Okay I am sorry for the spoilers for Monday's @nytimes crossword but clean coal is not a "greener energy source." Do better.
— Molly Fisch-Friedman (@MFischFriedman) January 10, 2022
The backlash was swift and severe, and before too long, but after many tweets later, a correction was issued. A correction was issued, because clean coal is not a proven technology and has come to be used as a delay tactic. We need real action now, and we have proven solutions like wind, solar, and more. We don't need industry pipe dreams.
Now, the crossword doesn't seem to be a high stakes battle, and it's not. However, it is indicative of a larger problem — the siloing climate reporters and journalism. The climate crisis affects our health, our economy, the weather, and pretty much every news beat there is. When it's not covered holistically, it leads to a situation like this one.

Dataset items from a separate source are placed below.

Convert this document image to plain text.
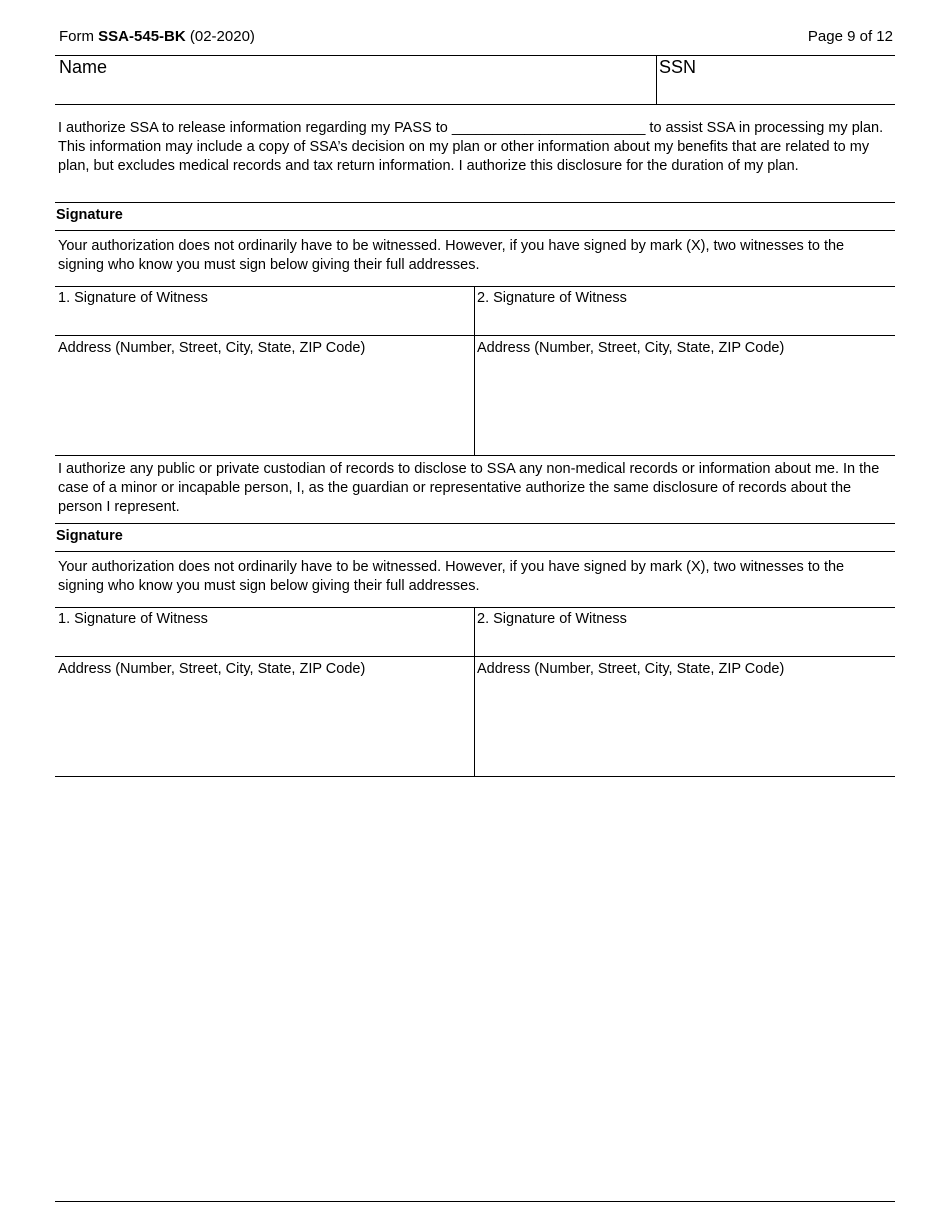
Form SSA-545-BK (02-2020)	Page 9 of 12
Name	SSN
I authorize SSA to release information regarding my PASS to ________________________ to assist SSA in processing my plan. This information may include a copy of SSA’s decision on my plan or other information about my benefits that are related to my plan, but excludes medical records and tax return information. I authorize this disclosure for the duration of my plan.
Signature
Your authorization does not ordinarily have to be witnessed. However, if you have signed by mark (X), two witnesses to the signing who know you must sign below giving their full addresses.
1. Signature of Witness	2. Signature of Witness
Address (Number, Street, City, State, ZIP Code)	Address (Number, Street, City, State, ZIP Code)
I authorize any public or private custodian of records to disclose to SSA any non-medical records or information about me. In the case of a minor or incapable person, I, as the guardian or representative authorize the same disclosure of records about the person I represent.
Signature
Your authorization does not ordinarily have to be witnessed. However, if you have signed by mark (X), two witnesses to the signing who know you must sign below giving their full addresses.
1. Signature of Witness	2. Signature of Witness
Address (Number, Street, City, State, ZIP Code)	Address (Number, Street, City, State, ZIP Code)
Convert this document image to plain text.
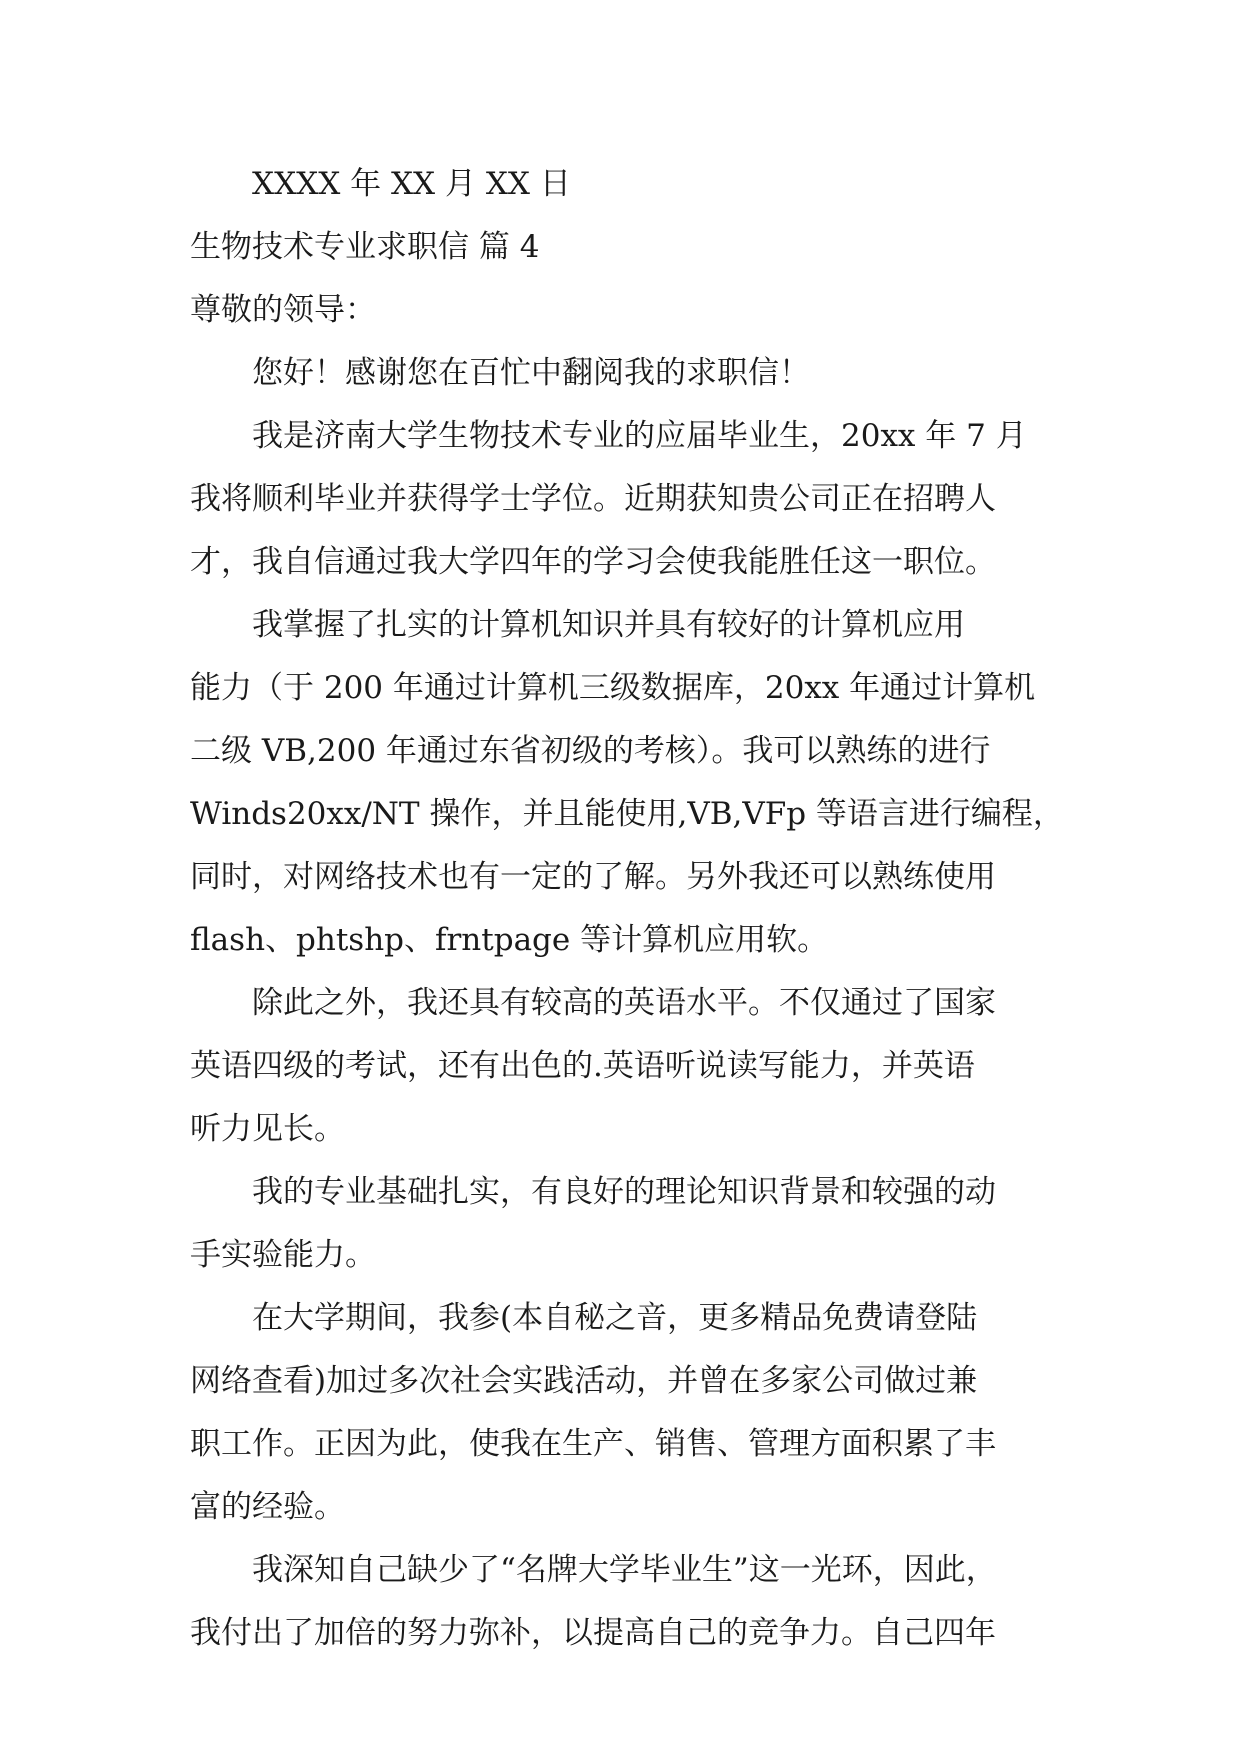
XXXX 年 XX 月 XX 日
生物技术专业求职信 篇 4
尊敬的领导：
您好！感谢您在百忙中翻阅我的求职信！
我是济南大学生物技术专业的应届毕业生，20xx 年 7 月
我将顺利毕业并获得学士学位。近期获知贵公司正在招聘人
才，我自信通过我大学四年的学习会使我能胜任这一职位。
我掌握了扎实的计算机知识并具有较好的计算机应用
能力（于 200 年通过计算机三级数据库，20xx 年通过计算机
二级 VB,200 年通过东省初级的考核）。我可以熟练的进行
Winds20xx/NT 操作，并且能使用,VB,VFp 等语言进行编程，
同时，对网络技术也有一定的了解。另外我还可以熟练使用
flash、phtshp、frntpage 等计算机应用软。
除此之外，我还具有较高的英语水平。不仅通过了国家
英语四级的考试，还有出色的.英语听说读写能力，并英语
听力见长。
我的专业基础扎实，有良好的理论知识背景和较强的动
手实验能力。
在大学期间，我参(本自秘之音，更多精品免费请登陆
网络查看)加过多次社会实践活动，并曾在多家公司做过兼
职工作。正因为此，使我在生产、销售、管理方面积累了丰
富的经验。
我深知自己缺少了“名牌大学毕业生”这一光环，因此，
我付出了加倍的努力弥补，以提高自己的竞争力。自己四年
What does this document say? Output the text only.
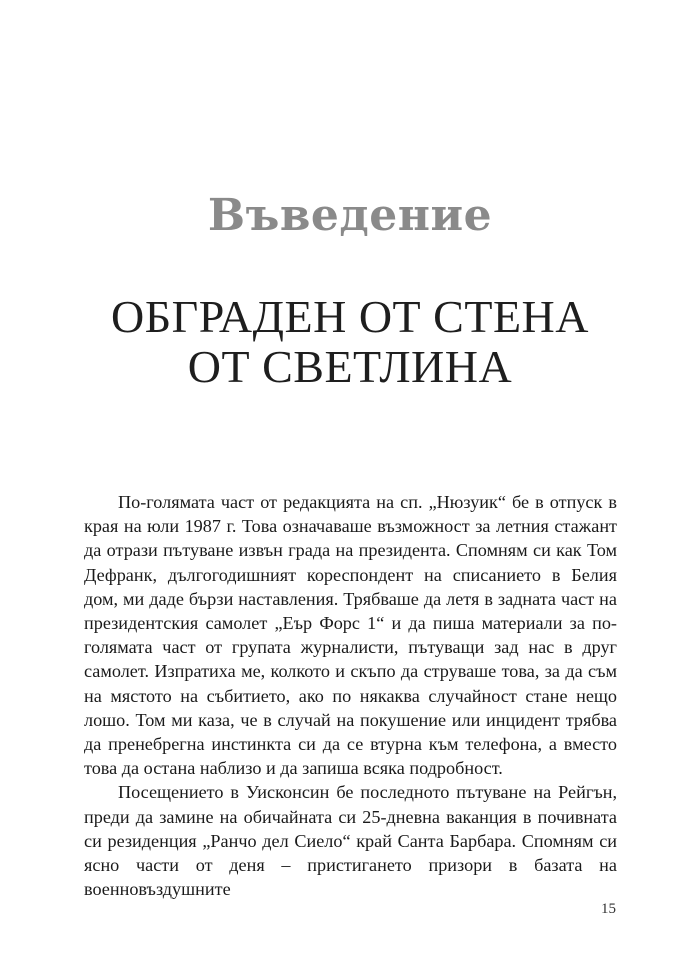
Въведение
ОБГРАДЕН ОТ СТЕНА
ОТ СВЕТЛИНА

По-голямата част от редакцията на сп. „Нюзуик“ бе в отпуск в края на юли 1987 г. Това означаваше възможност за летния стажант да отрази пътуване извън града на президента. Спомням си как Том Дефранк, дългогодишният кореспондент на списанието в Белия дом, ми даде бързи наставления. Трябваше да летя в задната част на президентския самолет „Еър Форс 1“ и да пиша материали за по-голямата част от групата журналисти, пътуващи зад нас в друг самолет. Изпратиха ме, колкото и скъпо да струваше това, за да съм на мястото на събитието, ако по някаква случайност стане нещо лошо. Том ми каза, че в случай на покушение или инцидент трябва да пренебрегна инстинкта си да се втурна към телефона, а вместо това да остана наблизо и да запиша всяка подробност.

Посещението в Уисконсин бе последното пътуване на Рейгън, преди да замине на обичайната си 25-дневна ваканция в почивната си резиденция „Ранчо дел Сиело“ край Санта Барбара. Спомням си ясно части от деня – пристигането призори в базата на военновъздушните

15
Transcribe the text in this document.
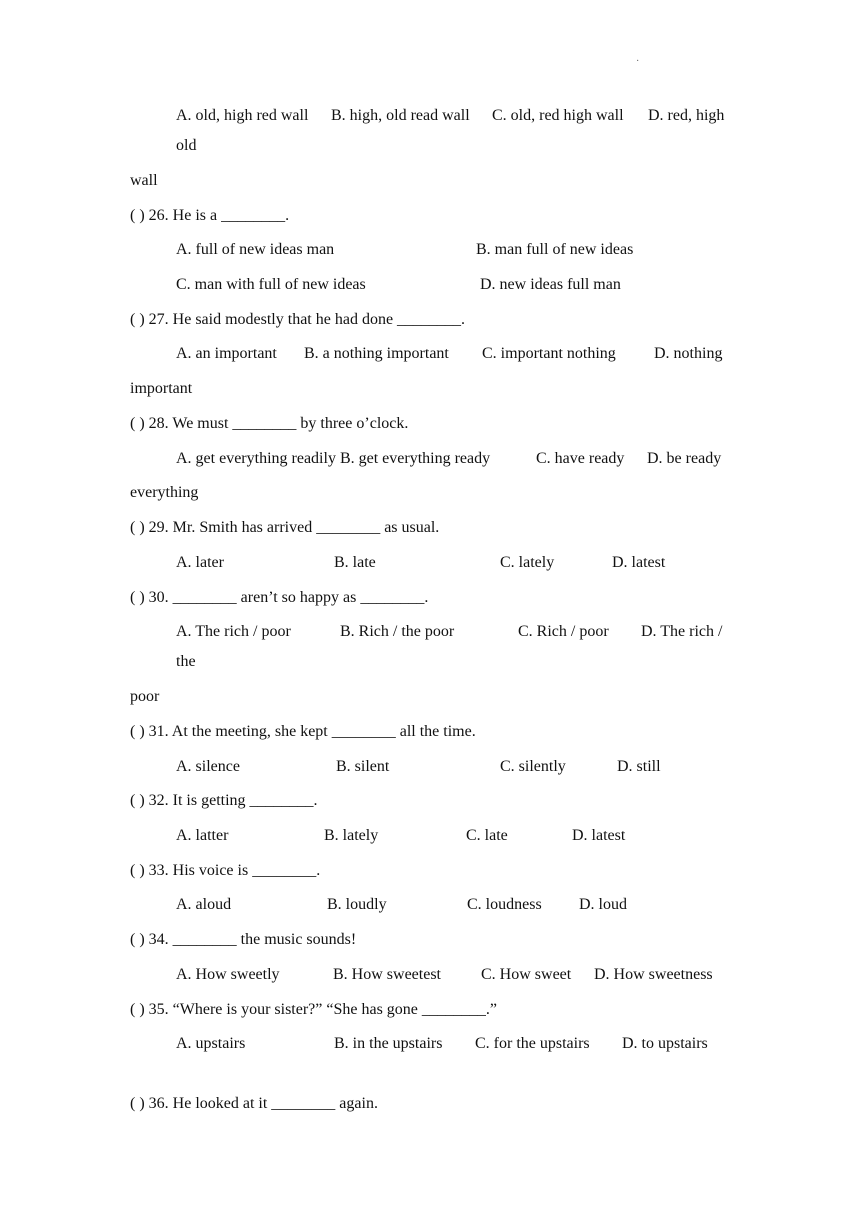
·
A. old, high red wall B. high, old read wall C. old, red high wall D. red, high
old
wall
( ) 26. He is a ________.
A. full of new ideas man	B. man full of new ideas
C. man with full of new ideas	D. new ideas full man
( ) 27. He said modestly that he had done ________.
A. an important B. a nothing important C. important nothing D. nothing
important
( ) 28. We must ________ by three o’clock.
A. get everything readily B. get everything ready	C. have ready D. be ready
everything
( ) 29. Mr. Smith has arrived ________ as usual.
A. later	B. late	C. lately	D. latest
( ) 30. ________ aren’t so happy as ________.
A. The rich / poor	B. Rich / the poor	C. Rich / poor D. The rich /
the
poor
( ) 31. At the meeting, she kept ________ all the time.
A. silence	B. silent	C. silently	D. still
( ) 32. It is getting ________.
A. latter	B. lately	C. late	D. latest
( ) 33. His voice is ________.
A. aloud	B. loudly	C. loudness D. loud
( ) 34. ________ the music sounds!
A. How sweetly	B. How sweetest	C. How sweet D. How sweetness
( ) 35. “Where is your sister?” “She has gone ________.”
A. upstairs	B. in the upstairs C. for the upstairs D. to upstairs
( ) 36. He looked at it ________ again.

A situation where one of the nation's premier papers, with a thriving climate reporting team, publishes a crossword with clean coal and regularly writes ads for the fossil fuel industry (if you'd like to stop that — check out the #AdsNotFit2Print petition.)
This crossword was just the latest example of how climate denial and delay slides into our everyday lives from cultural touchstones as seemingly innocuous as the morning crossword. To do better we must ask that all our content creators have some base knowledge and ethics about this crisis, not just the climate reporters.